One coach began the conversation suggesting, if players refuse to “flop” then they are at a disadvantage relative to those who do, summarizing her position with the adage, “What’s rewarded is repeated.” She nicely highlights a clear problem with behaving ethically in any arena in which those who cheat benefit, leaving the cheated in the lurch: ethical but on the short end of the proverbial stick. When cheaters do repeatedly prosper, it seems to sway the non-prospering non-cheaters. And in a closed-system like sport, cheating becomes the norm.

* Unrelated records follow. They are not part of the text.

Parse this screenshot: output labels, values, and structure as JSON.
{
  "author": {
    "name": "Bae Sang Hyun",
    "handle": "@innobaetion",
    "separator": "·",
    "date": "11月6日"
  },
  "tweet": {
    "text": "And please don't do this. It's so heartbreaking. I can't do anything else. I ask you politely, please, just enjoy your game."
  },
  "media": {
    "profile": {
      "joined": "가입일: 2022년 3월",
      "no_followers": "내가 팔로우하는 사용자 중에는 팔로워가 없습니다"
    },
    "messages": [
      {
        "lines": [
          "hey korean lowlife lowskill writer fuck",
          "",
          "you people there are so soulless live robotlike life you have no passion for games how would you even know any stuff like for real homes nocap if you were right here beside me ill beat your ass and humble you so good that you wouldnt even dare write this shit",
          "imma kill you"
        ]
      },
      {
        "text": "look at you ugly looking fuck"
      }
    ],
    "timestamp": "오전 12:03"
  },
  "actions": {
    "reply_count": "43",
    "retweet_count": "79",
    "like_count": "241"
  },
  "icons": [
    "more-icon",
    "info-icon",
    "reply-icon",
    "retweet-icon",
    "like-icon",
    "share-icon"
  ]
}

This relates directly to the culture-based argument (discussed in various instances on this blog). When determining right actions in sport, the ethos—how the game is actually played—can seem to supersede the stated letter of the rule. As one coach noted, while water polo rules also prohibit grabbing, every player grabs while guarding on the perimeter. If the “no grabbing” rule were enforced, the game would consist only of fouls. But some might argue, rightly, that this puts the cart before the horse: we don’t want to first discover what players do and then build the rules around that. Instead, we should construct the rules and force the players to abide by them, lest we allow the inmates to run the asylum.
This point was followed with the aphoristic tidbit, “There must be honor amongst thieves.” Interestingly, the coach offered this in a positive light: while all players bend—and break—rules, they do it together, in an agreed-upon manner, as active members within the particular culture.
But just as the group seemed to collectively nod their heads, another coach offered a rhetorical question: But isn’t this behavior cheating? I repeated her question to the group, framing it thusly: Is intentionally breaking a rule in order to deceive the referee thus gaining an advantage cheating? This seems to be the exact definition of cheating. In addition, this all requires that we include referees themselves under the banner of thieves: they see the grabbing and the simulating and allow it, all because that’s just how the game is played.
And so, as the previous collective head-nodding now turned to head-shaking, one coach refocused our lens to the common phenomenon of a player over-embellishing an actual foul. Known as “selling” a foul, this occurs when players are actually being fouled but the fouling goes undetected. If a player is being fouled, but the referee doesn’t recognize it as such, then acting just a bit—some subtle flopping and simulating—helps the referee make a call which is correct, though otherwise overlooked. How, then, do we assess selling a foul in order to get what you otherwise deserve? This sort of simulating seems justified.
As our time together was coming to an end, the coaches were looking for something pragmatic to result from all of this. Once we agreed that we did not want the inmates running the asylum, nor so-called “thieves” looking to see what they could get away with (even honorably), nor encouraging a culture of deception, we realized that the rule-makers and referees needed to make the change: determine the ethical way to play the game and map the rules onto that. And then enforce the rules. We are in charge of how this activity transpires, and we value ethical play and having our athletes pursue what is right and good.
This all provided another opportunity to recognize the unique position of coaches and educators and culture-creators in regards to a respective sport’s ethos. We are not the victims of rules but create the rules. Sport is a human-made institution, not something handed down from Olympus. Our rules can and should reflect this. In this sense, we mandate goodness from our athletes, transforming a den of thieves into something more akin to what an idealized vision of athletics on Olympus would actually embody.
1The rules actually require the referee to issue a yellow card to a team that repeatedly simulates and can even assign the penalty of “misconduct” which results in the offending player’s removal from that game.